Saint-Bruno : plus de postes à pourvoir que prévus à Alstom

Michael Keroullé, président d’Alstom Amériques, a été invité aux Grandes Rencontres de la Chambre de commerce et d’industrie de la Rive-Sud, le 9 décembre. Basée à Saint-Bruno-de-Montarville, l’entreprise s’agrandira plus rapidement que prévu.

Les ambitions d’Alstom sur le continent, depuis son siège à Saint-Bruno-de-Montarville, sont clairement affichées depuis le rachat de Bombardier Transport en 2021.

Il y a quelques semaines, l’entreprise française annonçait une campagne de recrutement pour 150 postes à pourvoir.

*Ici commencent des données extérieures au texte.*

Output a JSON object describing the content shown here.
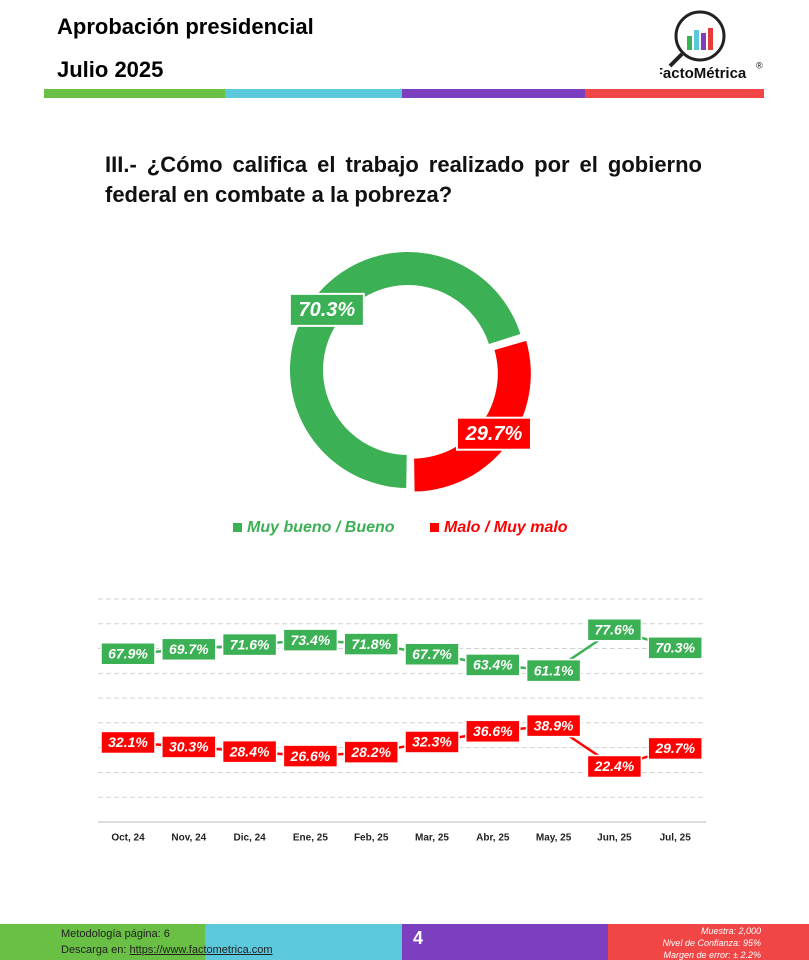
{
  "header": {
    "title": "Aprobación presidencial",
    "subtitle": "Julio 2025",
    "brand": "FactoMétrica",
    "brand_mark": "®"
  },
  "chart_data": [
    {
      "type": "pie",
      "title": "III.- ¿Cómo califica el trabajo realizado por el gobierno federal en combate a la pobreza?",
      "categories": [
        "Muy bueno / Bueno",
        "Malo / Muy malo"
      ],
      "values": [
        70.3,
        29.7
      ],
      "value_labels": [
        "70.3%",
        "29.7%"
      ],
      "colors": [
        "#3cb054",
        "#ff0000"
      ],
      "donut": true
    },
    {
      "type": "line",
      "categories": [
        "Oct, 24",
        "Nov, 24",
        "Dic, 24",
        "Ene, 25",
        "Feb, 25",
        "Mar, 25",
        "Abr, 25",
        "May, 25",
        "Jun, 25",
        "Jul, 25"
      ],
      "series": [
        {
          "color": "#3cb054",
          "values": [
            67.9,
            69.7,
            71.6,
            73.4,
            71.8,
            67.7,
            63.4,
            61.1,
            77.6,
            70.3
          ],
          "value_labels": [
            "67.9%",
            "69.7%",
            "71.6%",
            "73.4%",
            "71.8%",
            "67.7%",
            "63.4%",
            "61.1%",
            "77.6%",
            "70.3%"
          ]
        },
        {
          "color": "#ff0000",
          "values": [
            32.1,
            30.3,
            28.4,
            26.6,
            28.2,
            32.3,
            36.6,
            38.9,
            22.4,
            29.7
          ],
          "value_labels": [
            "32.1%",
            "30.3%",
            "28.4%",
            "26.6%",
            "28.2%",
            "32.3%",
            "36.6%",
            "38.9%",
            "22.4%",
            "29.7%"
          ]
        }
      ],
      "ylim": [
        0,
        90
      ],
      "yticks": [
        0,
        10,
        20,
        30,
        40,
        50,
        60,
        70,
        80,
        90
      ],
      "grid": true
    }
  ],
  "footer": {
    "methodology": "Metodología página: 6",
    "download": "Descarga en: ",
    "url": "https://www.factometrica.com",
    "page": "4",
    "sample": "Muestra:  2,000",
    "confidence": "Nivel de Confianza: 95%",
    "error": "Margen de error: ± 2.2%"
  }
}
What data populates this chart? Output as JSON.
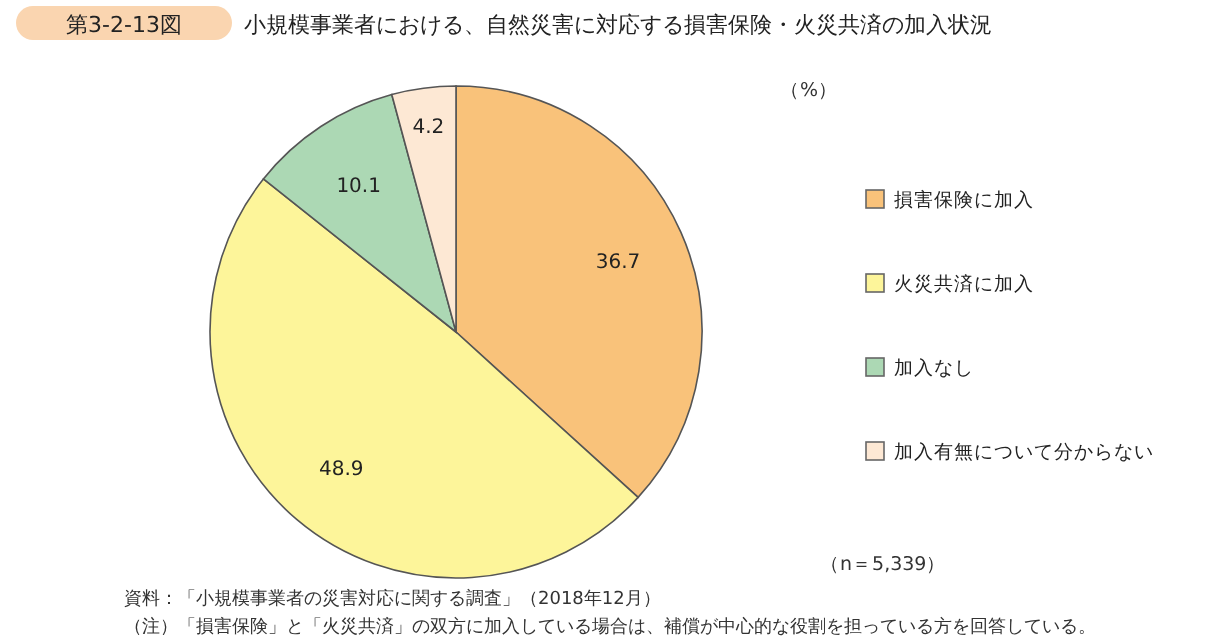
{
  "chart_data": {
    "type": "pie",
    "title": "小規模事業者における、自然災害に対応する損害保険・火災共済の加入状況",
    "subtitle": "第3-2-13図",
    "categories": [
      "損害保険に加入",
      "火災共済に加入",
      "加入なし",
      "加入有無について分からない"
    ],
    "values": [
      36.7,
      48.9,
      10.1,
      4.2
    ],
    "colors": [
      "#f9c27a",
      "#fdf59a",
      "#acd8b4",
      "#fde8d4"
    ],
    "data_labels": true,
    "legend": "right",
    "annotations": [
      "（%）",
      "（n＝5,339）",
      "資料：「小規模事業者の災害対応に関する調査」（2018年12月）",
      "（注）「損害保険」と「火災共済」の双方に加入している場合は、補償が中心的な役割を担っている方を回答している。"
    ]
  }
}
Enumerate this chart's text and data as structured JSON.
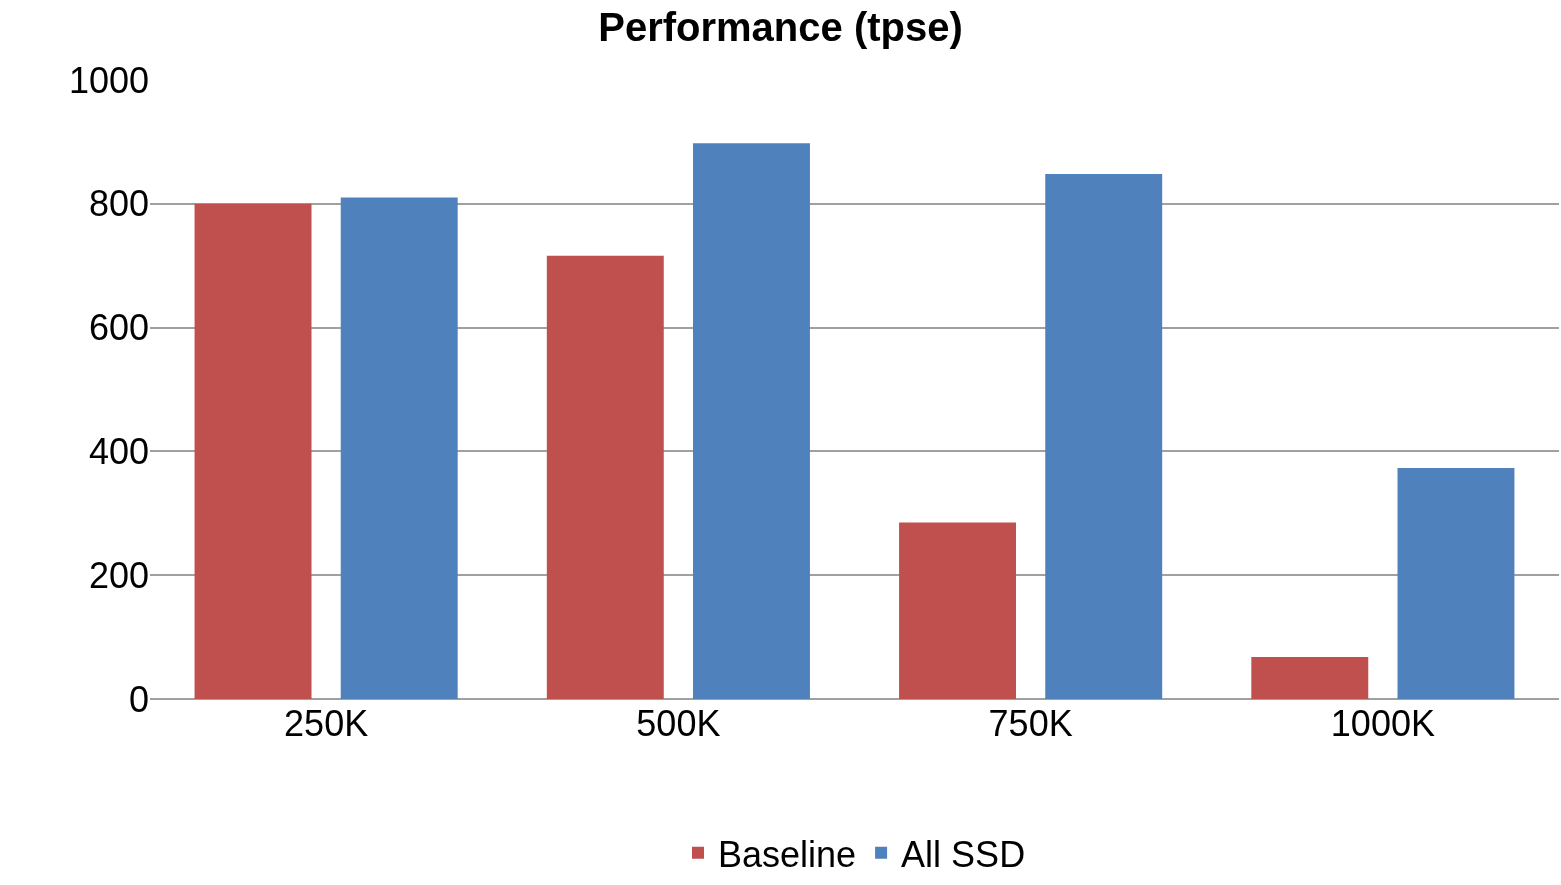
{
  "chart_data": {
    "type": "bar",
    "title": "Performance (tpse)",
    "categories": [
      "250K",
      "500K",
      "750K",
      "1000K"
    ],
    "series": [
      {
        "name": "Baseline",
        "color": "#c0504d",
        "values": [
          800,
          716,
          285,
          68
        ]
      },
      {
        "name": "All SSD",
        "color": "#4f81bd",
        "values": [
          810,
          898,
          848,
          373
        ]
      }
    ],
    "ylim": [
      0,
      1000
    ],
    "yticks": [
      0,
      200,
      400,
      600,
      800,
      1000
    ],
    "grid": "y",
    "legend": "bottom"
  }
}
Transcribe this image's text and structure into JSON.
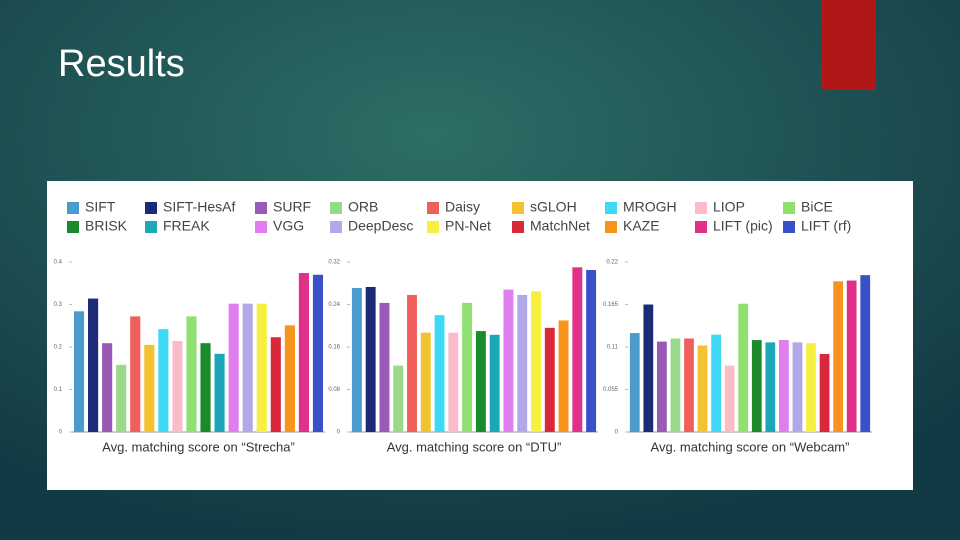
{
  "slide_title": "Results",
  "methods": [
    {
      "name": "SIFT",
      "color": "#4a9ccc"
    },
    {
      "name": "SIFT-HesAf",
      "color": "#1c2a78"
    },
    {
      "name": "SURF",
      "color": "#9b59b6"
    },
    {
      "name": "ORB",
      "color": "#9ad88a"
    },
    {
      "name": "Daisy",
      "color": "#f0605a"
    },
    {
      "name": "sGLOH",
      "color": "#f2c230"
    },
    {
      "name": "MROGH",
      "color": "#3fd9f5"
    },
    {
      "name": "LIOP",
      "color": "#f9bcc8"
    },
    {
      "name": "BiCE",
      "color": "#8fe070"
    },
    {
      "name": "BRISK",
      "color": "#1a8a2a"
    },
    {
      "name": "FREAK",
      "color": "#1aa8b8"
    },
    {
      "name": "VGG",
      "color": "#e07ef0"
    },
    {
      "name": "DeepDesc",
      "color": "#b0a8e8"
    },
    {
      "name": "PN-Net",
      "color": "#f8f040"
    },
    {
      "name": "MatchNet",
      "color": "#d8283a"
    },
    {
      "name": "KAZE",
      "color": "#f8941c"
    },
    {
      "name": "LIFT (pic)",
      "color": "#e0308a"
    },
    {
      "name": "LIFT (rf)",
      "color": "#3a50c8"
    }
  ],
  "chart_data": [
    {
      "type": "bar",
      "xlabel": "Avg. matching score on “Strecha”",
      "values": [
        0.284,
        0.314,
        0.209,
        0.158,
        0.272,
        0.205,
        0.242,
        0.214,
        0.272,
        0.209,
        0.184,
        0.302,
        0.302,
        0.302,
        0.223,
        0.251,
        0.374,
        0.37
      ],
      "ylim": [
        0,
        0.4
      ],
      "yticks": [
        0,
        0.1,
        0.2,
        0.3,
        0.4
      ]
    },
    {
      "type": "bar",
      "xlabel": "Avg. matching score on “DTU”",
      "values": [
        0.271,
        0.273,
        0.243,
        0.125,
        0.258,
        0.187,
        0.22,
        0.187,
        0.243,
        0.19,
        0.183,
        0.268,
        0.258,
        0.265,
        0.196,
        0.21,
        0.31,
        0.305
      ],
      "ylim": [
        0,
        0.32
      ],
      "yticks": [
        0,
        0.08,
        0.16,
        0.24,
        0.32
      ]
    },
    {
      "type": "bar",
      "xlabel": "Avg. matching score on “Webcam”",
      "values": [
        0.128,
        0.165,
        0.117,
        0.121,
        0.121,
        0.112,
        0.126,
        0.086,
        0.166,
        0.119,
        0.116,
        0.119,
        0.116,
        0.115,
        0.101,
        0.195,
        0.196,
        0.203
      ],
      "ylim": [
        0,
        0.22
      ],
      "yticks": [
        0,
        0.055,
        0.11,
        0.165,
        0.22
      ]
    }
  ]
}
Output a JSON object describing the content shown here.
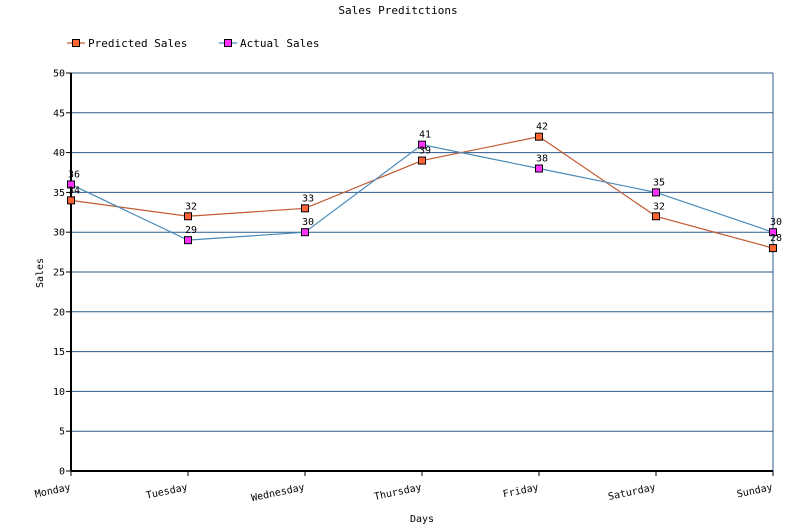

Cependant, quelques jours plus tard, elle évoquait plutôt 200 à 250 postes à combler. « Dans cinq ans, plusieurs centaines de nouveaux emplois seront créés, et Saint-Bruno demeurera un centre décisionnel clé dans la région, ce qui nous permettra de conquérir des marchés au Canada et aux États-Unis », prévoit le président pour son entreprise.

Explosions des projets 

Les contrats se multiplient pour Alstom Amériques. Après le REM à Montréal et le Skytrain de Vancouver, plusieurs projets sont en préparation, tels que les nouvelles voitures de trains de banlieue pour la MTA à New York, le tramway de Québec et les voitures du métro de Toronto. Au cours des deux dernières années, Alstom a signé des contrats avec plusieurs entreprises américaines, qui ont placé leur confiance dans l’expertise ferroviaire de la marque. Après des débuts difficiles dus à des problèmes d’approvisionnement causés par la COVID-19, Alstom est désormais bien lancé.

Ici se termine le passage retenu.